Privacy and Encryption
It
only take 3 days now to bread 56 bit DES. Many suggest you
should use 1024 bit RSA or better if you want some level of privacy.
Ever wondered what a web site can find out about you? What will your
computer tell? Visit the Center
for Democracy and Technology and follow the link to the CDT
Privacy Demonstration at the bottom, right of the page. Also, read about
what
is being and can be done to protect privacy and commerce
on the Internet.
Privacy
in cyberspace is in the news! Note that FrontierNet is an
Internet Access Provider, not an on-line service (on-line services keep
more customer information than Internet access providers need to).
Remember that Email is seen by many (just like a postcard, not private)
and can be forged. If you have private communications that must be sent
Email, you should encrypt it with something like PGP. (Remember not
to send your Company's private information from the office via Internet
Email unless it is encrypted.) Pretty
Good Privacy (PGP) has been used for years and
is worth your attention if you wish to use encryption. See the MIT
distribution site for Win95 version and info on PGP, plugins,
and utilities.
The Electronic
Privacy Information Center is a public interest research
center in Washington, D.C.
The Federal
Trade Commission's Online information
section has some good information about privacy on the Internet.

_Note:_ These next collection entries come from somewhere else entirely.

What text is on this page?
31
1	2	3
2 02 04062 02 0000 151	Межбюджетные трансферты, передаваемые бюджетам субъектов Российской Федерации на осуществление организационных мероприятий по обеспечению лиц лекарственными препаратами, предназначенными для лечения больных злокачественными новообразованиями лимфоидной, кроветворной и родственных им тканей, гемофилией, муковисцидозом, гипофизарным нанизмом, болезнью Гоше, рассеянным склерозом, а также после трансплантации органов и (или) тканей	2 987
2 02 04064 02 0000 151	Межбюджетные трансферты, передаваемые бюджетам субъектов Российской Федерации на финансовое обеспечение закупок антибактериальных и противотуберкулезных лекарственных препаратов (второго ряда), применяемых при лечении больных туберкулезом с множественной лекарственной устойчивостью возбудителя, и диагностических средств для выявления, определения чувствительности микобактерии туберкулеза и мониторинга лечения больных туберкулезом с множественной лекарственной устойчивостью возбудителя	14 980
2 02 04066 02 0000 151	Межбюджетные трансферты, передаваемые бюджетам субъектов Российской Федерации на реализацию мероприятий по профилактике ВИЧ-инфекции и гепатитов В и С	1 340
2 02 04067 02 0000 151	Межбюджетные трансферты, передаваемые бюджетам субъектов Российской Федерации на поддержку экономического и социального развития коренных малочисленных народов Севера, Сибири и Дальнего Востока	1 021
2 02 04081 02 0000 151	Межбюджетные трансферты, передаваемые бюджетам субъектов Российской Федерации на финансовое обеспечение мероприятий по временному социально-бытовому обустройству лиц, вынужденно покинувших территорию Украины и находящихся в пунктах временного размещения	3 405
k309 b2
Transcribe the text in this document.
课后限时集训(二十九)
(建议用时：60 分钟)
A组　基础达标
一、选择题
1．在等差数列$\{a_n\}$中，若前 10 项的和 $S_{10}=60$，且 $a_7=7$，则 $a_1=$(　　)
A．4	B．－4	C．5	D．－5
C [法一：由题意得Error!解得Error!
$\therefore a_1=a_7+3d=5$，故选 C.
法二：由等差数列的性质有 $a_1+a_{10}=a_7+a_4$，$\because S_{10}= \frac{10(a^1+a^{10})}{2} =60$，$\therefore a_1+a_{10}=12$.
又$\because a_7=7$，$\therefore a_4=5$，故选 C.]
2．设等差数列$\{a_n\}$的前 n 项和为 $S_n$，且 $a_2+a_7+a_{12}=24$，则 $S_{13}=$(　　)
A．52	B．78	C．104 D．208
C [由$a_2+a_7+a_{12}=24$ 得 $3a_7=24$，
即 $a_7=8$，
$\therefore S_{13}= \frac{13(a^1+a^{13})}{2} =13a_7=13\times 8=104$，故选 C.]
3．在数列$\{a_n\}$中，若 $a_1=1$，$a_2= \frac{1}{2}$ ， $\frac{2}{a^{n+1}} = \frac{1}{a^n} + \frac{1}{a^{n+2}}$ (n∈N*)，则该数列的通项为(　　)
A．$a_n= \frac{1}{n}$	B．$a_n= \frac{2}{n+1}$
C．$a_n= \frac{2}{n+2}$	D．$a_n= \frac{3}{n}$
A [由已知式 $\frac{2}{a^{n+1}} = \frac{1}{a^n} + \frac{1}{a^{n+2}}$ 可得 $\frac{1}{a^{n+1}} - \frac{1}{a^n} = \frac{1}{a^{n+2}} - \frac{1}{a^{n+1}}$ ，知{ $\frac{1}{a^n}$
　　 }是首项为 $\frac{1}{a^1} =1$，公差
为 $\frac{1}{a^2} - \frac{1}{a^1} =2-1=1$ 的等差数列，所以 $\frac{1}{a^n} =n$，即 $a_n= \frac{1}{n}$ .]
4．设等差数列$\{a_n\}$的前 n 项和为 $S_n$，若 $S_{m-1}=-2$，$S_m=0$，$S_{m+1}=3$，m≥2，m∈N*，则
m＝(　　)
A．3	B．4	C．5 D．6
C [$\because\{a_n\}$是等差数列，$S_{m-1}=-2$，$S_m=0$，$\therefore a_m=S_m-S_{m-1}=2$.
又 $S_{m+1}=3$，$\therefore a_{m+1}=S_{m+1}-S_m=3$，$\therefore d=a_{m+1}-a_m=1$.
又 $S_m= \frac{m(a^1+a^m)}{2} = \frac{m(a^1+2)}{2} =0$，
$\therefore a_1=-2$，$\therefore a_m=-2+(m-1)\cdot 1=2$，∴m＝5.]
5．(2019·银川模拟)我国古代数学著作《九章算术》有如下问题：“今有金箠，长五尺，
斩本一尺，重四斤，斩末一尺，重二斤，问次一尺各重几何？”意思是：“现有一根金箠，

Also see their Site-Seeing
on the Internet.
If you are interested in an
explanation of digital certificates and public key encryption,
here is an example that also describes its possible future for international
certificate use (EDI for example). For those who are interested, certificates
can also be used in the future to authenticate the user of a computer
system. Some states (Georgia and Utah for instance) even have legislation
pending for the use of digital signatures.
A word of caution: Public Key encryption is only as secure
as your Private Key. YOU must ensure the security of your
Private Key! You can't let anyone have access to it or the "pass
phrase" that additionally secures it! Your Pass Phrase should be
a sentence fragment when allowed, or the most complex single password
that you have. Your identity and future will be secured by the physical
security of your Private Key and your Pass Phrase.